BHP joined Rio Tinto in warning of tougher times to come for the mining sector owing to rising inflation and the impact on demand as a result of the war in Ukraine and Europe’s energy crisis.

Citing comments in BHP’s second quarter production update, Bloomberg News said there was an “overall slowing of global growth”. Cost pressures would also linger over the next 12 months, the newswire quoted BHP CEO Mike Henry as saying.

“We expect the lag effect of inflationary pressures to continue through the 2023 financial year, along with labour market tightness and supply chain constraints,” Henry said.
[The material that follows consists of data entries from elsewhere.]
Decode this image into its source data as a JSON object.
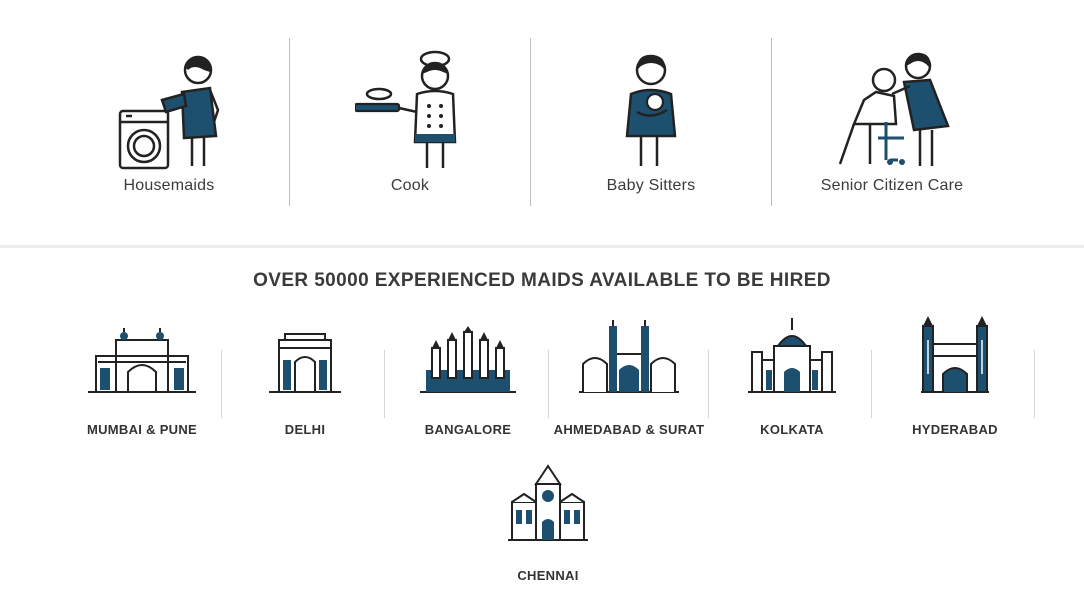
{
  "services": [
    {
      "label": "Housemaids",
      "icon": "housemaid-icon"
    },
    {
      "label": "Cook",
      "icon": "cook-icon"
    },
    {
      "label": "Baby Sitters",
      "icon": "baby-sitter-icon"
    },
    {
      "label": "Senior Citizen Care",
      "icon": "senior-care-icon"
    }
  ],
  "cities_heading": "OVER 50000 EXPERIENCED MAIDS AVAILABLE TO BE HIRED",
  "cities": [
    {
      "label": "MUMBAI & PUNE",
      "icon": "gateway-of-india-icon"
    },
    {
      "label": "DELHI",
      "icon": "india-gate-icon"
    },
    {
      "label": "BANGALORE",
      "icon": "vidhana-soudha-icon"
    },
    {
      "label": "AHMEDABAD & SURAT",
      "icon": "mosque-icon"
    },
    {
      "label": "KOLKATA",
      "icon": "victoria-memorial-icon"
    },
    {
      "label": "HYDERABAD",
      "icon": "charminar-icon"
    },
    {
      "label": "CHENNAI",
      "icon": "central-station-icon"
    }
  ],
  "colors": {
    "accent": "#1d4f6e",
    "line": "#222222"
  }
}
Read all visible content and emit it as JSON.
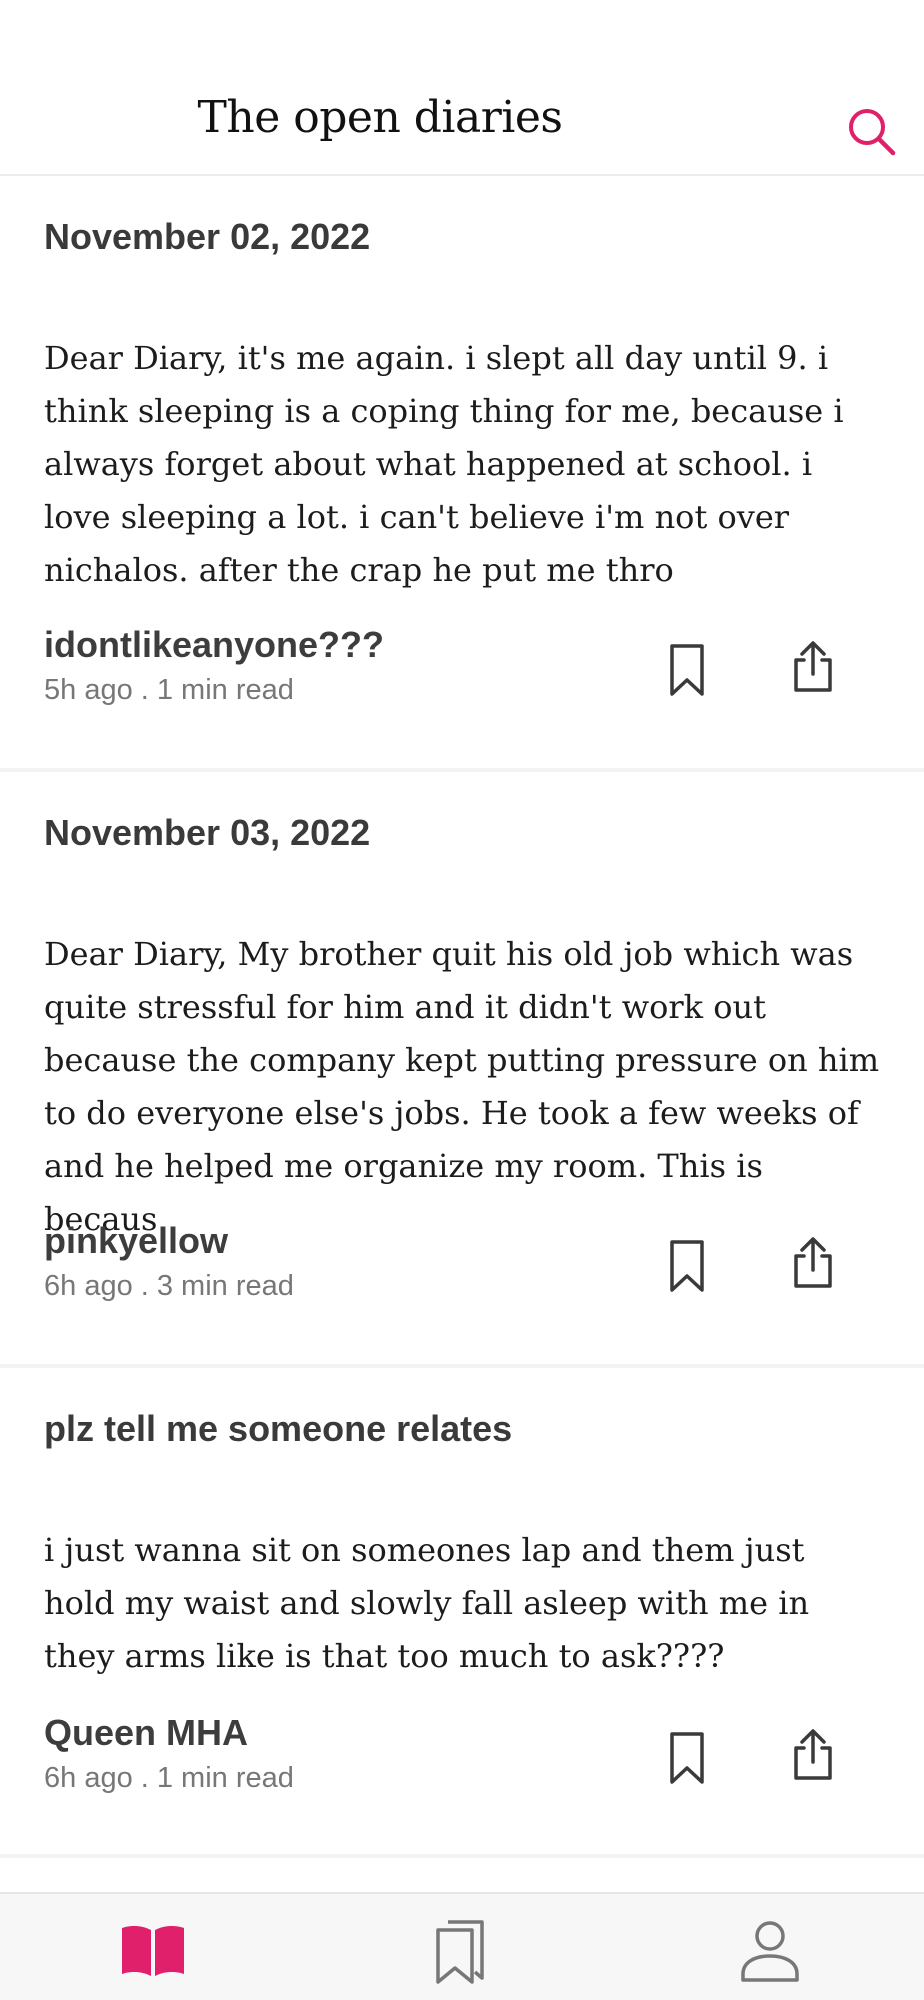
{
  "app": {
    "title": "The open diaries"
  },
  "colors": {
    "accent": "#e0206b",
    "icon_gray": "#555555"
  },
  "icons": {
    "search": "search-icon",
    "bookmark": "bookmark-icon",
    "share": "share-icon",
    "tab_diaries": "open-book-icon",
    "tab_saved": "bookmarks-icon",
    "tab_profile": "user-icon"
  },
  "posts": [
    {
      "title": "November 02, 2022",
      "body": "Dear Diary,   it's me again. i slept all day until 9. i think sleeping is a coping thing for me, because i always forget about what happened at school. i love sleeping a lot. i can't believe i'm not over nichalos. after the crap he put me thro",
      "author": "idontlikeanyone???",
      "meta": "5h ago . 1 min read"
    },
    {
      "title": "November 03, 2022",
      "body": "Dear Diary, My brother quit his old job which was quite stressful for him and it didn't work out because the company kept putting pressure on him to do everyone else's jobs.  He took a few weeks of and he helped me organize my room.  This is becaus",
      "author": "pinkyellow",
      "meta": "6h ago . 3 min read"
    },
    {
      "title": "plz tell me someone relates",
      "body": "i just wanna sit on someones lap and them just hold my waist and slowly fall asleep with me in they arms like is that too much to ask????",
      "author": "Queen MHA",
      "meta": "6h ago . 1 min read"
    }
  ]
}
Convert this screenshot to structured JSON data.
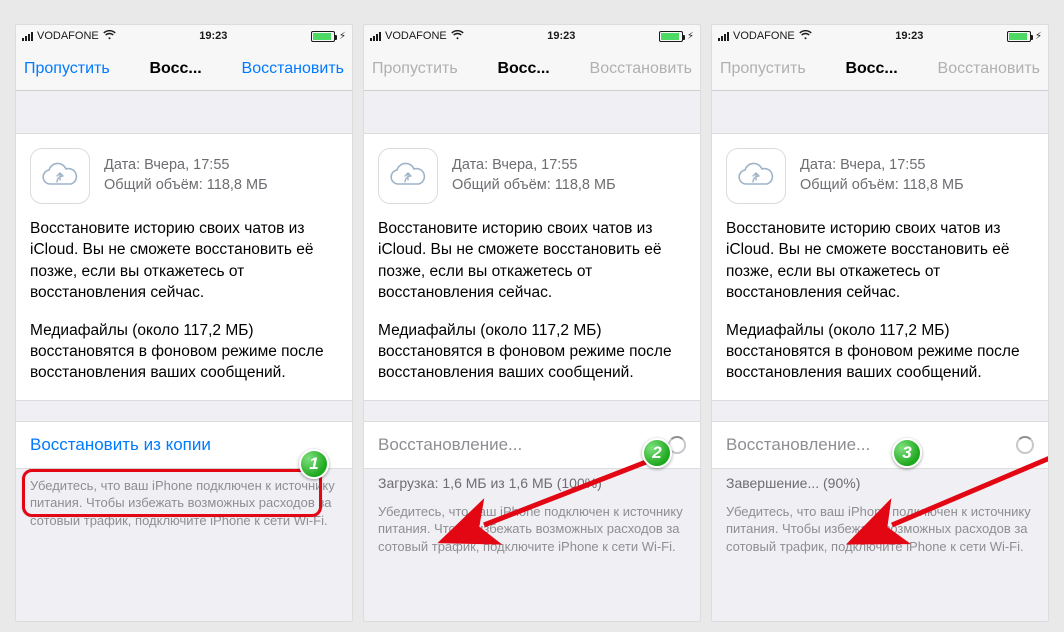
{
  "status": {
    "carrier": "VODAFONE",
    "wifi": "wifi-icon",
    "time": "19:23",
    "charging": "⚡︎"
  },
  "nav": {
    "skip": "Пропустить",
    "title": "Восс...",
    "restore": "Восстановить"
  },
  "info": {
    "date": "Дата: Вчера, 17:55",
    "size": "Общий объём: 118,8 МБ"
  },
  "body": {
    "p1": "Восстановите историю своих чатов из iCloud. Вы не сможете восстановить её позже, если вы откажетесь от восстановления сейчас.",
    "p2": "Медиафайлы (около 117,2 МБ) восстановятся в фоновом режиме после восстановления ваших сообщений."
  },
  "screen1": {
    "action": "Восстановить из копии",
    "hint": "Убедитесь, что ваш iPhone подключен к источнику питания. Чтобы избежать возможных расходов за сотовый трафик, подключите iPhone к сети Wi-Fi."
  },
  "screen2": {
    "action": "Восстановление...",
    "progress": "Загрузка: 1,6 МБ из 1,6 МБ (100%)",
    "hint": "Убедитесь, что ваш iPhone подключен к источнику питания. Чтобы избежать возможных расходов за сотовый трафик, подключите iPhone к сети Wi-Fi."
  },
  "screen3": {
    "action": "Восстановление...",
    "progress": "Завершение... (90%)",
    "hint": "Убедитесь, что ваш iPhone подключен к источнику питания. Чтобы избежать возможных расходов за сотовый трафик, подключите iPhone к сети Wi-Fi."
  },
  "badges": {
    "b1": "1",
    "b2": "2",
    "b3": "3"
  }
}
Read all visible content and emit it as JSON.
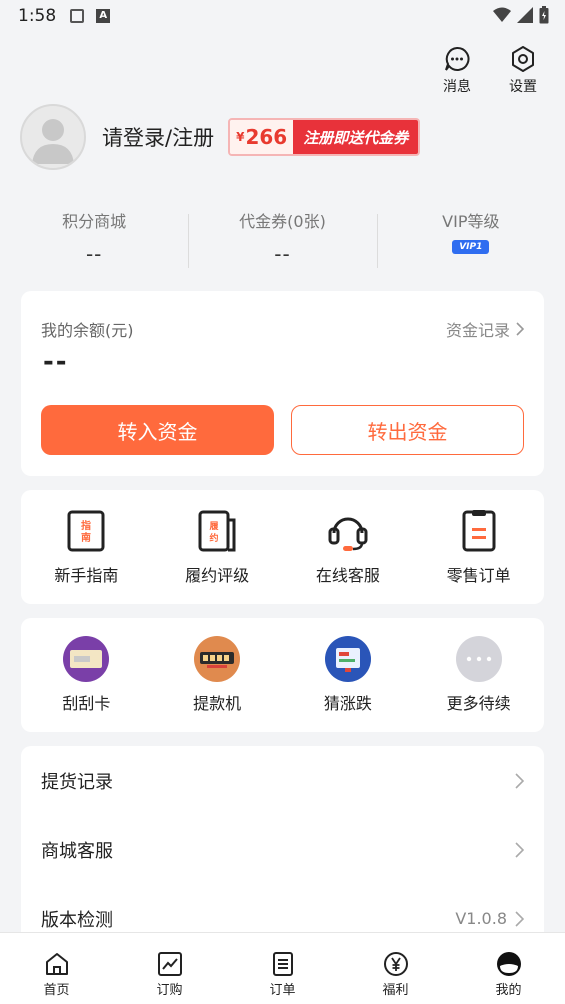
{
  "status_bar": {
    "time": "1:58"
  },
  "top_actions": {
    "messages_label": "消息",
    "settings_label": "设置"
  },
  "profile": {
    "login_text": "请登录/注册",
    "promo_currency": "¥",
    "promo_amount": "266",
    "promo_text": "注册即送代金券"
  },
  "stats": [
    {
      "label": "积分商城",
      "value": "--"
    },
    {
      "label": "代金券(0张)",
      "value": "--"
    },
    {
      "label": "VIP等级",
      "badge": "VIP1"
    }
  ],
  "balance": {
    "label": "我的余额(元)",
    "record_link": "资金记录",
    "value": "--",
    "deposit_button": "转入资金",
    "withdraw_button": "转出资金"
  },
  "services": [
    {
      "label": "新手指南",
      "icon": "guide-icon"
    },
    {
      "label": "履约评级",
      "icon": "rating-icon"
    },
    {
      "label": "在线客服",
      "icon": "headset-icon"
    },
    {
      "label": "零售订单",
      "icon": "order-clipboard-icon"
    }
  ],
  "activities": [
    {
      "label": "刮刮卡",
      "icon": "scratch-card-icon"
    },
    {
      "label": "提款机",
      "icon": "atm-icon"
    },
    {
      "label": "猜涨跌",
      "icon": "guess-icon"
    },
    {
      "label": "更多待续",
      "icon": "more-icon"
    }
  ],
  "menu": [
    {
      "label": "提货记录",
      "value": ""
    },
    {
      "label": "商城客服",
      "value": ""
    },
    {
      "label": "版本检测",
      "value": "V1.0.8"
    }
  ],
  "tabs": [
    {
      "label": "首页",
      "icon": "home-icon"
    },
    {
      "label": "订购",
      "icon": "trend-icon"
    },
    {
      "label": "订单",
      "icon": "list-icon"
    },
    {
      "label": "福利",
      "icon": "yen-icon"
    },
    {
      "label": "我的",
      "icon": "profile-icon",
      "active": true
    }
  ]
}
While profitability is still strong, both miners “… are trying to prepare the market in case we see a significant slowdown in Chinese demand,” Gavin Wendt, a senior resource analyst at MineLife told the newswire. “The tougher conditions are coming at a time when prices they’re receiving from commodities are easing, putting pressure on margins.”

Unlike previous cycles, however, mining companies were in a better place to survive a downturn. “There’s definitely been more uncertainty seen in some time and that’s been reflected in the outlook” provided by BHP and Rio, said David Radclyffe, senior mining analyst at Global Mining Research. Still, he added “their balance sheets have never been so good; they’re well-placed” to weather the downturn”.

BHP’s shipments of iron ore from Western Australia’s Pilbara region reached 72.8 million tons in the three months ended June 30, down 1.2% from a year earlier and up 8.5% from the previous quarter, which was impacted by Covid-19 disruptions. That compares with a median estimate from three analysts of 73.1Mt, said Bloomberg News.